Writing in Nature, David Julius, from the University of California San Francisco, found that mice lacking a gene called TRPM8 ceased to react to low temperatures. When offered a choice of a warm or cold surface, the TRPM8-deficient mice would spend significantly longer sitting in the cold than normal control animals. 

Mints

The missing gene encodes a pore which sits in the membrane of a specific class of cold-sensitive nerve fibres. When the nerve is cooled down the pore changes shape, triggering the production of excitatory nerve impulses that are relayed to the brain. The pore is also activated by menthol, which provokes the pore to change shape at much higher temperatures than it would normally, explaining why sucking a mint makes your breath feel cold against the back of your mouth.
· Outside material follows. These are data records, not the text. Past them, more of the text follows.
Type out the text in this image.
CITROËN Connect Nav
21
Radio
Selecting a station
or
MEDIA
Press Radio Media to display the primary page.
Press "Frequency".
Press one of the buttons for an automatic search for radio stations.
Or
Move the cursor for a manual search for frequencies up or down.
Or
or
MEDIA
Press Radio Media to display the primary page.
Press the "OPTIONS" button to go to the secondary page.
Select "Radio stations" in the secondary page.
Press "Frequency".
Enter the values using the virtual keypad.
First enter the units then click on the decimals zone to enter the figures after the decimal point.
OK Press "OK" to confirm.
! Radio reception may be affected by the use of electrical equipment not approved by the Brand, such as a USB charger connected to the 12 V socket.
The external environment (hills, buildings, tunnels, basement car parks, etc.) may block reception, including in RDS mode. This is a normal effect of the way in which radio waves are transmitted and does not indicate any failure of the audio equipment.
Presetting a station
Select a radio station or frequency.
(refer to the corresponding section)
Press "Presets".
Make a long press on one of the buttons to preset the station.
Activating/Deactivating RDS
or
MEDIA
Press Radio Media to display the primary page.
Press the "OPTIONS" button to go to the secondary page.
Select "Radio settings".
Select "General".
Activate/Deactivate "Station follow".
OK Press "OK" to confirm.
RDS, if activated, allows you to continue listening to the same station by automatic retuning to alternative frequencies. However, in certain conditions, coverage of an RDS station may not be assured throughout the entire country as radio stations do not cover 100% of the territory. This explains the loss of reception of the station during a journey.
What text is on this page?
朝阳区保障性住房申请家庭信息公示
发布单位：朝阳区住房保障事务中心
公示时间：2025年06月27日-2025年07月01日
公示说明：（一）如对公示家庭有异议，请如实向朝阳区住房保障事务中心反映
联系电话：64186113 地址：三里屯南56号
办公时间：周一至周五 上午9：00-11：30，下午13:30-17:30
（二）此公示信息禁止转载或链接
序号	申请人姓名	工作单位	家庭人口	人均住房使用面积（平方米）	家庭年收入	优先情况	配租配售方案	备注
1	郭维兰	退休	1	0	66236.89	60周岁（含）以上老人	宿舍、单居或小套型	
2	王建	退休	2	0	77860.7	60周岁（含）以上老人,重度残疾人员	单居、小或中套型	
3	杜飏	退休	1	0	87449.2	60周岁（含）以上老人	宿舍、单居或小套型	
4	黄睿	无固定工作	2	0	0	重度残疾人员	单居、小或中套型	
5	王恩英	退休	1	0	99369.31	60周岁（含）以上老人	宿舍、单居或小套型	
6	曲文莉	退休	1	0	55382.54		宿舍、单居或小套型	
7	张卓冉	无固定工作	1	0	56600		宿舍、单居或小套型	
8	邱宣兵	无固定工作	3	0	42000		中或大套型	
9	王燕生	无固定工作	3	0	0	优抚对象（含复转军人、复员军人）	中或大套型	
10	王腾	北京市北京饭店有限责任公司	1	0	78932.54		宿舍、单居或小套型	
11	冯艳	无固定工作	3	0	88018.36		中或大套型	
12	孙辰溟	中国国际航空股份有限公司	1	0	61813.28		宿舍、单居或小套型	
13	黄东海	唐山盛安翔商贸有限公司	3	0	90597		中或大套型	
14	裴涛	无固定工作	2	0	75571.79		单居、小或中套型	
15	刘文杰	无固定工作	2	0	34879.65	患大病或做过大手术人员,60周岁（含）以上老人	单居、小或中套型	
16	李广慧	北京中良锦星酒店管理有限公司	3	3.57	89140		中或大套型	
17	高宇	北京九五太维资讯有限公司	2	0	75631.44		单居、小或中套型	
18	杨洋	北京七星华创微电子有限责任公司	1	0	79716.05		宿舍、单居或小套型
But "Polos" making your mouth cold isn't the "hole" story because the mice weren't entirely cold-insensitive. Taking the temperature down below 10 degrees C resulted in an increase in nerve activity again, suggesting that there might be a further "extreme cold" receptor waiting to be discovered, or that at these low temperatures the physical damage done to tissue is enough to trigger other pain pathways. 

Either way, researchers hope that by understanding the workings of these sensory nerve pathways they will be able to design better drugs to block pain syndromes including those triggered by exposure to the cold.